Sounds like a couple of great days. Good luck as you move forward!!!!


----------



## laffi (Jan 26, 2008)

CreekviewGoldens said:


> Yesterday- We went to Camp Bandy, which is a training place, they hold trials, classes,etc. They have a thing where you can come for an hour and you can use the building, you can practice anything you want whether it would be obedience, and agility. We warmed Maddie up and she's a little jumping machine...jeeze...I haven't practiced agility so long she still has it in her. She used to refuse the dog walk...practiced that and she didn't even remember she had an incident on it. Practiced the A-Frame and we realized with the slippery ones, you have to start farther back, and we need to keep cutting the weight down...otherwise she'll have an even harder time on it. We also did some sequencing and she did just fine, our mentor Linda believes in a solid obedience format before trialing in agility. We also worked with our new micro-prong...I figured out today I was using the wrong hitch on it.:doh: Oops...we worked on attention and it was kind of a disaster...but today was much better.
> 
> Today- Went out this morning around 10 o'clock and did lots of motivation training...motivation collar pops, back ups...anything to be highly motivating. Put the micro on and did our attention heeling and popped it lightly when she wasn't paying attention...IT ACTUALLY WORKS!!! Well...this time I hooked her up to the right one and it worked much better...I'm still so happy for my lil' Madders, as I'm typing this! More working on attention...we can be soon hitting the obedience ring...well not until after February or so.
> 
> I'm so proud of her!


Sorry, but what is a micro prong?


----------



## BeauShel (May 20, 2007)

Congratulations and great job on all of your hard work. It is so nice when they start to get it. Way to go Maddie


----------



## MaddieMagoo (Aug 14, 2007)

A micro prong is a small prong. It's actually used for little dogs, but I don't like the BIG massive ones, and neither does Linda.


----------



## laffi (Jan 26, 2008)

CreekviewGoldens said:


> A micro prong is a small prong. It's actually used for little dogs, but I don't like the BIG massive ones, and neither does Linda.


Do you have a link to show how it looks like? I would really appreciate it!


----------



## MaddieMagoo (Aug 14, 2007)

Sure here you go:

http://www.jjdog.com/Merchant2/merchant.mvc?Screen=CTGY&Category_Code=2CATMiniPinchCollars

It doesn't really look like one...but trust me they are TINY!! 

They are NOT meant to be used as just jerking the dog around. You need to proplerly use if from a top trainer. Even telling you about it on here won't help.


----------



## laffi (Jan 26, 2008)

CreekviewGoldens said:


> We also worked with our new micro-prong...I figured out today I was using the wrong hitch on it.:doh: Oops...we worked on attention and it was kind of a disaster...but today was much better.

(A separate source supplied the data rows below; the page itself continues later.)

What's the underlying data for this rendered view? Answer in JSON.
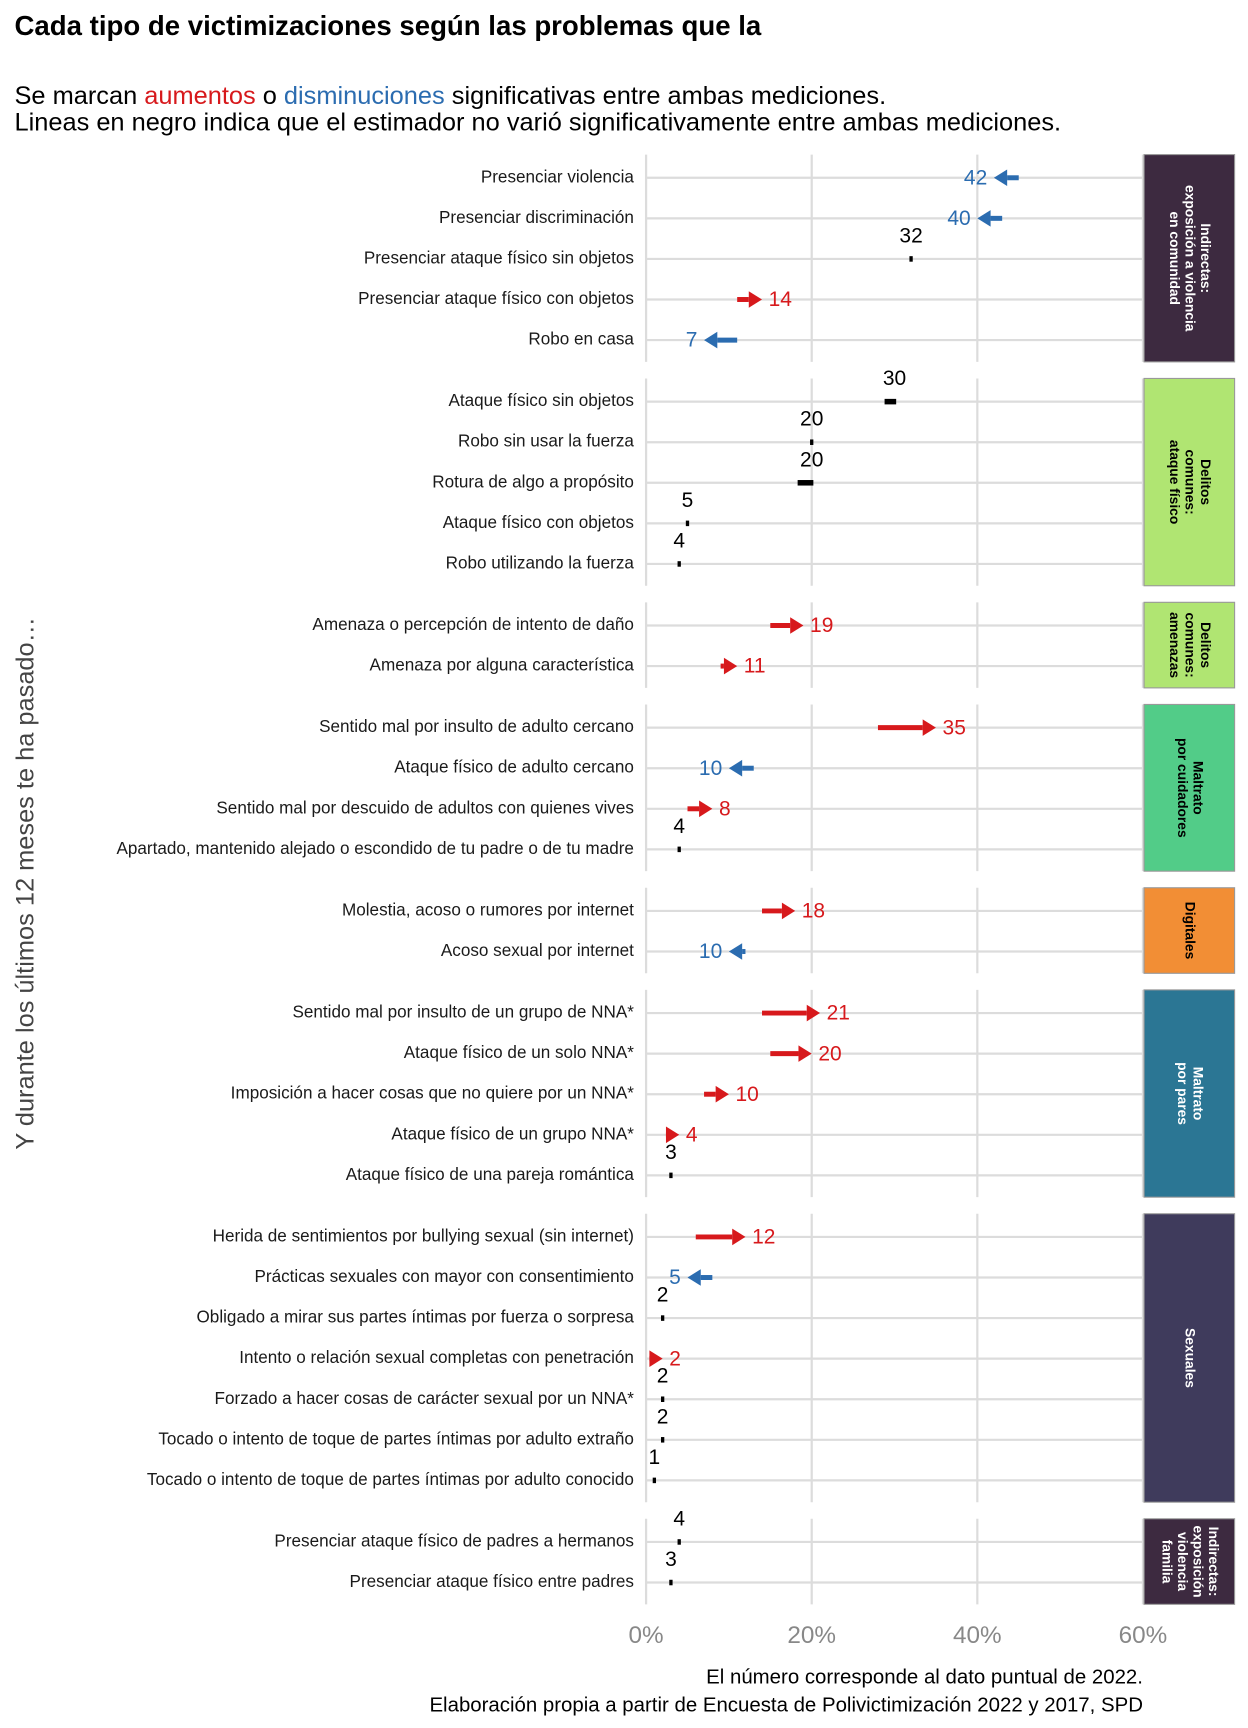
{
  "chart_data": {
    "type": "arrow",
    "title": "Cada tipo de victimizaciones según las problemas que la",
    "subtitle": [
      "Se marcan ",
      "aumentos",
      " o ",
      "disminuciones",
      " significativas entre ambas mediciones."
    ],
    "subtitle2": "Lineas en negro indica que el estimador no varió significativamente entre ambas mediciones.",
    "y_axis_label": "Y durante los últimos 12 meses te ha pasado…",
    "caption": [
      "El número corresponde al dato puntual de 2022.",
      "Elaboración propia a partir de Encuesta de Polivictimización 2022 y 2017, SPD"
    ],
    "xlim": [
      0,
      60
    ],
    "xticks": [
      {
        "value": 0,
        "label": "0%"
      },
      {
        "value": 20,
        "label": "20%"
      },
      {
        "value": 40,
        "label": "40%"
      },
      {
        "value": 60,
        "label": "60%"
      }
    ],
    "increase_color": "#d7191c",
    "decrease_color": "#2b6cb0",
    "neutral_color": "#000000",
    "panels": [
      {
        "label": [
          "Indirectas:",
          "exposición a violencia",
          "en comunidad"
        ],
        "color": "#3d2a40",
        "rows": [
          {
            "category": "Presenciar violencia",
            "start": 45,
            "end": 42,
            "change": "down"
          },
          {
            "category": "Presenciar discriminación",
            "start": 43,
            "end": 40,
            "change": "down"
          },
          {
            "category": "Presenciar ataque físico sin objetos",
            "start": 32,
            "end": 32,
            "change": "none"
          },
          {
            "category": "Presenciar ataque físico con objetos",
            "start": 11,
            "end": 14,
            "change": "up"
          },
          {
            "category": "Robo en casa",
            "start": 11,
            "end": 7,
            "change": "down"
          }
        ]
      },
      {
        "label": [
          "Delitos",
          "comunes:",
          "ataque físico"
        ],
        "color": "#b0e572",
        "rows": [
          {
            "category": "Ataque físico sin objetos",
            "start": 29,
            "end": 30,
            "change": "none"
          },
          {
            "category": "Robo sin usar la fuerza",
            "start": 20,
            "end": 20,
            "change": "none"
          },
          {
            "category": "Rotura de algo a propósito",
            "start": 18.5,
            "end": 20,
            "change": "none"
          },
          {
            "category": "Ataque físico con objetos",
            "start": 5,
            "end": 5,
            "change": "none"
          },
          {
            "category": "Robo utilizando la fuerza",
            "start": 4,
            "end": 4,
            "change": "none"
          }
        ]
      },
      {
        "label": [
          "Delitos",
          "comunes:",
          "amenazas"
        ],
        "color": "#b0e572",
        "rows": [
          {
            "category": "Amenaza o percepción de intento de daño",
            "start": 15,
            "end": 19,
            "change": "up"
          },
          {
            "category": "Amenaza por alguna característica",
            "start": 9,
            "end": 11,
            "change": "up"
          }
        ]
      },
      {
        "label": [
          "Maltrato",
          "por cuidadores"
        ],
        "color": "#52cc88",
        "rows": [
          {
            "category": "Sentido mal por insulto de adulto cercano",
            "start": 28,
            "end": 35,
            "change": "up"
          },
          {
            "category": "Ataque físico de adulto cercano",
            "start": 13,
            "end": 10,
            "change": "down"
          },
          {
            "category": "Sentido mal por descuido de adultos con quienes vives",
            "start": 5,
            "end": 8,
            "change": "up"
          },
          {
            "category": "Apartado, mantenido alejado o escondido de tu padre o de tu madre",
            "start": 4,
            "end": 4,
            "change": "none"
          }
        ]
      },
      {
        "label": [
          "Digitales"
        ],
        "color": "#f28e35",
        "rows": [
          {
            "category": "Molestia, acoso o rumores por internet",
            "start": 14,
            "end": 18,
            "change": "up"
          },
          {
            "category": "Acoso sexual por internet",
            "start": 12,
            "end": 10,
            "change": "down"
          }
        ]
      },
      {
        "label": [
          "Maltrato",
          "por pares"
        ],
        "color": "#2b7694",
        "rows": [
          {
            "category": "Sentido mal por insulto de un grupo de NNA*",
            "start": 14,
            "end": 21,
            "change": "up"
          },
          {
            "category": "Ataque físico de un solo NNA*",
            "start": 15,
            "end": 20,
            "change": "up"
          },
          {
            "category": "Imposición a hacer cosas que no quiere por un NNA*",
            "start": 7,
            "end": 10,
            "change": "up"
          },
          {
            "category": "Ataque físico de un grupo NNA*",
            "start": 3,
            "end": 4,
            "change": "up"
          },
          {
            "category": "Ataque físico de una pareja romántica",
            "start": 3,
            "end": 3,
            "change": "none"
          }
        ]
      },
      {
        "label": [
          "Sexuales"
        ],
        "color": "#3f3b5c",
        "rows": [
          {
            "category": "Herida de sentimientos por bullying sexual (sin internet)",
            "start": 6,
            "end": 12,
            "change": "up"
          },
          {
            "category": "Prácticas sexuales con mayor con consentimiento",
            "start": 8,
            "end": 5,
            "change": "down"
          },
          {
            "category": "Obligado a mirar sus partes íntimas por fuerza o sorpresa",
            "start": 2,
            "end": 2,
            "change": "none"
          },
          {
            "category": "Intento o relación sexual completas con penetración",
            "start": 1,
            "end": 2,
            "change": "up"
          },
          {
            "category": "Forzado a hacer cosas de carácter sexual por un NNA*",
            "start": 2,
            "end": 2,
            "change": "none"
          },
          {
            "category": "Tocado o intento de toque de partes íntimas por adulto extraño",
            "start": 2,
            "end": 2,
            "change": "none"
          },
          {
            "category": "Tocado o intento de toque de partes íntimas por adulto conocido",
            "start": 1,
            "end": 1,
            "change": "none"
          }
        ]
      },
      {
        "label": [
          "Indirectas:",
          "exposición",
          "violencia",
          "familia"
        ],
        "color": "#3d2a40",
        "rows": [
          {
            "category": "Presenciar ataque físico de padres a hermanos",
            "start": 4,
            "end": 4,
            "change": "none"
          },
          {
            "category": "Presenciar ataque físico entre padres",
            "start": 3,
            "end": 3,
            "change": "none"
          }
        ]
      }
    ]
  }
}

What do you mean by "wrong hitch"?
Btw how big is your micro-prong?


----------



## MaddieMagoo (Aug 14, 2007)

The wrong hitch is what I call the circle of metal that is for the leash to connect to it. On a prong there is a right one and a wrong one. One that gives the pop and one that just does nothing.

I'm sorry to say that the micro isn't for you. I use it on Maddie because it gives a very very light correction. It's sort of like we are transferring from a BIG prong to a micro. I'm not trying to exclude you from it. But, I was taught by a professional in this obedience competition career. It's not something where you can buy and then just slap on the dog and away you go. This is NOT something where you just jerk the dog from here to tim buck two. It is used as a light...a very light pinch to the dog and is used for attention purposes. 

I rarely use it on a regular basis. But if I'm working on attention, then I will. But I mostly use a buckle collar and have other ways to get her attention back on the cookie. Someday, I'll get a video of how Maddie and I work...on attention. Maybe during spring break...when and if the snow is gone.

I'd be more than happy to get a picture of it. Not right now but later tonight or so. I'd also go out and find a club or a person who competes EVERY weekend and wins. And ask what they think of it, or join the club like I said and ask around to the club members. Like I said, this is NOT something to just go out and buy and slap on the dog and jerk them around.


----------